IWant2Know wrote:
Well, it sounds like Isaiah 40:29-31 didn't help him since I'm pretty such most JWs have tried to apply those verses to themselves.
Those verses are not actually applicable to this situation or even about individual application, as Jehovah's Witnesses believe.
Isaiah chapter 40 starts what is known as "The Book of Consolation," otherwise known as Second Isaiah or Deutero-Isaiah. Over a century had passed since the prophet Isaiah who penned the first section of the book had passed. Cyrus the Great had come on the scene and liberated the people from exile to Babylon. While the Jewish hope of the Messiah was not fully formed yet, what they did understand about the "anointed one" to come was being focused upon this particular Persian ruler as a possible savior of the Jewish people since he allowed them not only to return to their homeland but gave them freedom to worship as they pleased.
The text you cite is speaking of the liberation of the children of Israel, returning to and rebuilding the homeland, reconstructing the sanctury of YHWH with God giving the exiles full attention and new strength to do the work. In chapter 40, Second Isaiah applies full credit to YHWH over any king or prince of the nations, including Cyrus.
This new school of prophets, in the name of Isaiah, write that God will make sure this strength to return and rebuild will be given to the Jews in those words of chapter 40:29-31:
He gives strength to the weary and new vigor to those who are powerless,
Even though young men faint and grow weary and youths stumble and fall,
those who place their hope in the Lord will regain their strength.

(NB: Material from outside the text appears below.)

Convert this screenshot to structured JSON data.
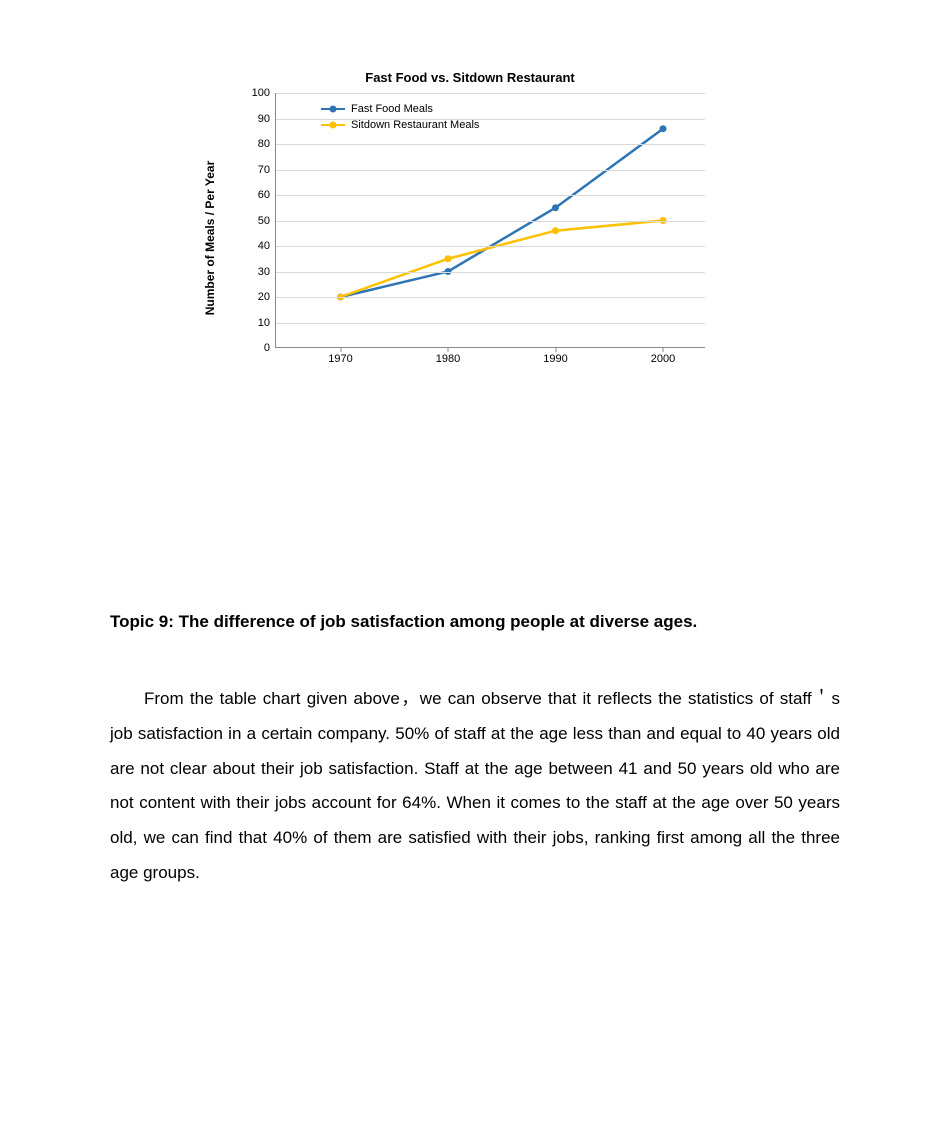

They will soar as with eagles' wings,
they will run and not grow weary,
they will walk and not become faint.
It is a poetic oracle describing the people walking back to the Promised Land from Babylon or Sepharad (some of the Jews had been exiled to the Iberian peninsula), even though at the time of the composition many had already returned. The oracle is actually describing the liberation of the people, what it had been like, and attributed God's hand to Cyrus' work.
But the text does not mean that young men today can literally hope in God to gain strength so they do not stumble, as in the case of "falling into sin." The "stumble and fall" that is being described is not sinning but comparing the strength of "Jacob/Israel" of verse 27 to being stronger than young men that don't have the power to cross the desert like Israel does. Recall that Jacob was able to leave his mother and father behind to find his wives and return, crossing a desert--a trip that Esau, a stronger man, did not take to find his brides. God gave Israel that power. Esau, a more physically powerful man, was actually too weak to do what Israel accomplished. The verse in Isaiah is basically stating that like Jacob, the nation of Israel was given strength from God, not from Cyrus, to return to the Promised Land and rebuild, something that even young men could not do on their own, even if they tried.
Or in other words, the power did not come from Cyrus.
To use this same text as an encourgement for young people facing "sins" is not only taking it out of context but shows a deep lack of Biblical history and an inability to just read the context.
The context is about the Creator being the real Savior, the true Liberator, greater than any power found among the nations--it is not about how youths can find help when faced with sexual temptations.--Note especially 40:12, 13, 15, 23, 27-31.
The same section does give credit to Cyrus, but not by name, since Second Isaiah is here speaking of God as the true Redeemer of Israel.--See chapter 41:2.